Saturday, August 07, 2010
Google Knows Just How Many Books There Are?
It has been interesting to read a Google books blog by Leonid Taycher ‘Books of the world a stand up and be counted’. In it he asks the age old question ‘Just how many books are out there?’ Some would simply respond, ‘who cares?’ Who but the most anal of creatures, or Google, would want to have the precise figure let alone it to the nearest ten?
What is interesting is that in their quest for their Holy Grail they have stumbled across revelations most knew but ignored. They clearly want to capture all renditions and editions of a work ‘as we would like to distinguish between -- and scan -- books containing, for example, different forewords and commentaries.’ They also appear to like the definition “tome” which appears to merely mean rendition, but they like it.
They have discovered that an ISBN may be assigned to anything from CDs to bookmarks to t-shirts and have been so diligent to even have identified one assigned to a turkey prod and 1,000 to tee shirts.

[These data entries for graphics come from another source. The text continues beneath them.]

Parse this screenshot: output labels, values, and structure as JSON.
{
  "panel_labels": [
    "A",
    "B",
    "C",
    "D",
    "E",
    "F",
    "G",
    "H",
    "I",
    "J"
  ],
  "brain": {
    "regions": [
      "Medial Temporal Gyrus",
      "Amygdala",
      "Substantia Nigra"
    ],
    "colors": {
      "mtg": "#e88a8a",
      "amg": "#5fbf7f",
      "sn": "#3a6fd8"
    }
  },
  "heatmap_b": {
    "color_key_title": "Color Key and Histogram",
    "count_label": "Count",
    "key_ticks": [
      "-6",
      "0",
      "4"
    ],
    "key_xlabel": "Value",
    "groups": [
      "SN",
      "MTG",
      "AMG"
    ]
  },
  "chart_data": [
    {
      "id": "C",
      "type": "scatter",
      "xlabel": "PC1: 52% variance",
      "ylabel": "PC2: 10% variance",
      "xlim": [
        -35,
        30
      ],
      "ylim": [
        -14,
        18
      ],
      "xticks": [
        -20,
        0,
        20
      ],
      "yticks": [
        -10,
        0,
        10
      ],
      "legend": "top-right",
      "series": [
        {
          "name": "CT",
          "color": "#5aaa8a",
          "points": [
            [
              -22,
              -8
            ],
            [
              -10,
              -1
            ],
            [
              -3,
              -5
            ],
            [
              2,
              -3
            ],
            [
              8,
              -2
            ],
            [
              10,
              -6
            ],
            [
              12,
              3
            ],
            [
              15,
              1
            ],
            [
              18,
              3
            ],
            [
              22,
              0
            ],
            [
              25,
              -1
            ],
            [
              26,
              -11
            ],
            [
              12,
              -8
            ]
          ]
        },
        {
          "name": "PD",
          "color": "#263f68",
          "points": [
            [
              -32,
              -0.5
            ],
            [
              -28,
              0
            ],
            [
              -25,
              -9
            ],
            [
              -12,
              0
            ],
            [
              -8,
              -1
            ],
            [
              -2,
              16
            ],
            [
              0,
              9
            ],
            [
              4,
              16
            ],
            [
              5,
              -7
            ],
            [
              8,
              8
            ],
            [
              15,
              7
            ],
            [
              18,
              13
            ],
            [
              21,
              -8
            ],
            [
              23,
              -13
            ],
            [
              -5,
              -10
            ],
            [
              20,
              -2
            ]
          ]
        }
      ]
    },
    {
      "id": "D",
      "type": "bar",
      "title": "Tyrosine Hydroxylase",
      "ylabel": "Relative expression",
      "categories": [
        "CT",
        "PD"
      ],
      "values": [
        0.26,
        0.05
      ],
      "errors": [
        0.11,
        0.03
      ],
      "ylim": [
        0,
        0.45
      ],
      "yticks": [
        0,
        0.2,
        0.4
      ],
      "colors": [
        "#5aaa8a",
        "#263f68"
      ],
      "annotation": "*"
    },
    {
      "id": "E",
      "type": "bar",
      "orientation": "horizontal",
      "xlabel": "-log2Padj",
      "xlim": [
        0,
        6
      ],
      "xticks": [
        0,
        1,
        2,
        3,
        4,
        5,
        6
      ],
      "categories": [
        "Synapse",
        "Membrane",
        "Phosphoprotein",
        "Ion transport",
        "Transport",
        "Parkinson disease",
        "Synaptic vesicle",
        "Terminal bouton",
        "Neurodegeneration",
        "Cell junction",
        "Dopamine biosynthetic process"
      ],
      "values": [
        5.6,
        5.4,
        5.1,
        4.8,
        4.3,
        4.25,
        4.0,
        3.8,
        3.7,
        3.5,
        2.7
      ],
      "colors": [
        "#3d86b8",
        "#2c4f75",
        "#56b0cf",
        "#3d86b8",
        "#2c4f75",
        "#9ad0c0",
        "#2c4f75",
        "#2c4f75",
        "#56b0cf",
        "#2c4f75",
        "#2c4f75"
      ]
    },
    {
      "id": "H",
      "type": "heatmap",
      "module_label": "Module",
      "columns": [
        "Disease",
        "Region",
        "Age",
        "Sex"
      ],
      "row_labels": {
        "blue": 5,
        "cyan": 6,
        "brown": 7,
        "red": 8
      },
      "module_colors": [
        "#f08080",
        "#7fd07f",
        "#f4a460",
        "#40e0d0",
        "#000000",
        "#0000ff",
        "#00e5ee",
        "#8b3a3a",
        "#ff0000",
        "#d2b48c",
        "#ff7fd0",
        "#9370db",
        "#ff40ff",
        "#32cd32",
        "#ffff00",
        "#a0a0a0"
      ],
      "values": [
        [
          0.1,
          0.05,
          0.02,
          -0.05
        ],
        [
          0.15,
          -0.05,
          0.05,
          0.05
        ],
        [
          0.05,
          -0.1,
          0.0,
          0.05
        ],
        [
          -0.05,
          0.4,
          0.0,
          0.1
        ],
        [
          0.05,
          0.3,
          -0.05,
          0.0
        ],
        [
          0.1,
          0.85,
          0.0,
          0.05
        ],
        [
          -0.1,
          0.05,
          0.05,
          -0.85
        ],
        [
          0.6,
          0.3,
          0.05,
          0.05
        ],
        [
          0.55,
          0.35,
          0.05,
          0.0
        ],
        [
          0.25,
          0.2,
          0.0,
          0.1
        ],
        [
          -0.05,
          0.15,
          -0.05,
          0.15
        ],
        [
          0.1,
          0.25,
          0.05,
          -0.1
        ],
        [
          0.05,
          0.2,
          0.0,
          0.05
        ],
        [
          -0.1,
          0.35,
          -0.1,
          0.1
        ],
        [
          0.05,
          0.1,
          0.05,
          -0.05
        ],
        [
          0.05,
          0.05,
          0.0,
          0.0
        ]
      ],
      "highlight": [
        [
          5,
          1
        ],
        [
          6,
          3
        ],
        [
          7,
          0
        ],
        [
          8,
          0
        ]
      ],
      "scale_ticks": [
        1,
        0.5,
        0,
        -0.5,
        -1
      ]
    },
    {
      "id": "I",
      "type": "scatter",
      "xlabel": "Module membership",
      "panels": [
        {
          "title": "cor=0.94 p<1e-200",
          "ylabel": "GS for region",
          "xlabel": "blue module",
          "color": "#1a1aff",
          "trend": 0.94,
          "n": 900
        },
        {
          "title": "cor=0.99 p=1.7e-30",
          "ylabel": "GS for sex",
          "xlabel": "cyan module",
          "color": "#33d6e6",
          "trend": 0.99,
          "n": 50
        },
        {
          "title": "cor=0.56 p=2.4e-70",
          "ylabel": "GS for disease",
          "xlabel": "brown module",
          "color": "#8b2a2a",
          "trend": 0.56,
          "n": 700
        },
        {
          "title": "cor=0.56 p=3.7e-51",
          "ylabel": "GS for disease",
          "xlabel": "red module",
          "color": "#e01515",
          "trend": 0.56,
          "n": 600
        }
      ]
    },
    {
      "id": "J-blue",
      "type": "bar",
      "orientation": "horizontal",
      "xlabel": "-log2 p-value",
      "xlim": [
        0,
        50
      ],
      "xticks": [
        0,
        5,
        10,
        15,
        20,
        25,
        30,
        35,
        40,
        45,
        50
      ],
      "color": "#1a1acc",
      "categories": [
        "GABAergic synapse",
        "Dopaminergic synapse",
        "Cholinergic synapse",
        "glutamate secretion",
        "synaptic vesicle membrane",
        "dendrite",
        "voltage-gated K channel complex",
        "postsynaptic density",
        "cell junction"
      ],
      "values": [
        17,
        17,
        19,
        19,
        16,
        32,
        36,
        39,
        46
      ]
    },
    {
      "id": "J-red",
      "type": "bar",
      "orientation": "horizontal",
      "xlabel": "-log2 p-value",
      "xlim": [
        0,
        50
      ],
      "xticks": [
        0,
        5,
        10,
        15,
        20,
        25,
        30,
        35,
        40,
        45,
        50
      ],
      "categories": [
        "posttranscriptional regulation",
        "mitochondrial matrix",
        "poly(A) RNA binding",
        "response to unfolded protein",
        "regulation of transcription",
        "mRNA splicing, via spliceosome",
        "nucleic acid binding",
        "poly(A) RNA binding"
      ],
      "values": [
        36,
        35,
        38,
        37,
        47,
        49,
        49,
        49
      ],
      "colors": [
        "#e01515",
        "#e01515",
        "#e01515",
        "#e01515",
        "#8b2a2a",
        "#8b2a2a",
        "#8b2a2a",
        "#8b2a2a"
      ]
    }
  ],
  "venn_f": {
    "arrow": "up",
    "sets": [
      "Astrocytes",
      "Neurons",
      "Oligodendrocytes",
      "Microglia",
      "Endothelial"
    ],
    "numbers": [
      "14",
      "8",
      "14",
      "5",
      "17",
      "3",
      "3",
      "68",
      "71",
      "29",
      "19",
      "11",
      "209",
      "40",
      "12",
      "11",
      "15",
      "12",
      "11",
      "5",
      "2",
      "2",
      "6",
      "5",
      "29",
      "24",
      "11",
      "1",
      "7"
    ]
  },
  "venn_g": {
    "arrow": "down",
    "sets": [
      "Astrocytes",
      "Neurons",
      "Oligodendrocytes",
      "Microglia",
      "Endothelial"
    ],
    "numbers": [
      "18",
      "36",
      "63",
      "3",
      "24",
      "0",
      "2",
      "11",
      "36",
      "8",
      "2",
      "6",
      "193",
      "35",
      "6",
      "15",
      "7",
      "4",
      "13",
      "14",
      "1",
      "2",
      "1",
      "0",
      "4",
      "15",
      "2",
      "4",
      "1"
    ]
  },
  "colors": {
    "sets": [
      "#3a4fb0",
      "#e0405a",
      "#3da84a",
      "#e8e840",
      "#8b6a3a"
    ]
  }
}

So what is their final number today? When they have checked all covers, for what they refer to as ‘clusters’, the answer drops, from an initial 600 million, to a figure around 210 million. They then must then exclude those tee shirts, audio, videos, microfilm and that turkey prod! The answer then becomes some 146 million. They then touch on the world of serials which they estimate at 16 million, but cautiously note that the number is likely to rise, ‘ as our disambiguating algorithms become smarter’.
The answer today is 129,864,880! We note they went from rounded millions to the nearest ten!
Well we now know yet another piece of useless information and how Google determines its targets. However, we wonder with this level of diligence, why they still could determine the number of orphan works. No doubt they have an algorithm and some army of people assigned to that too!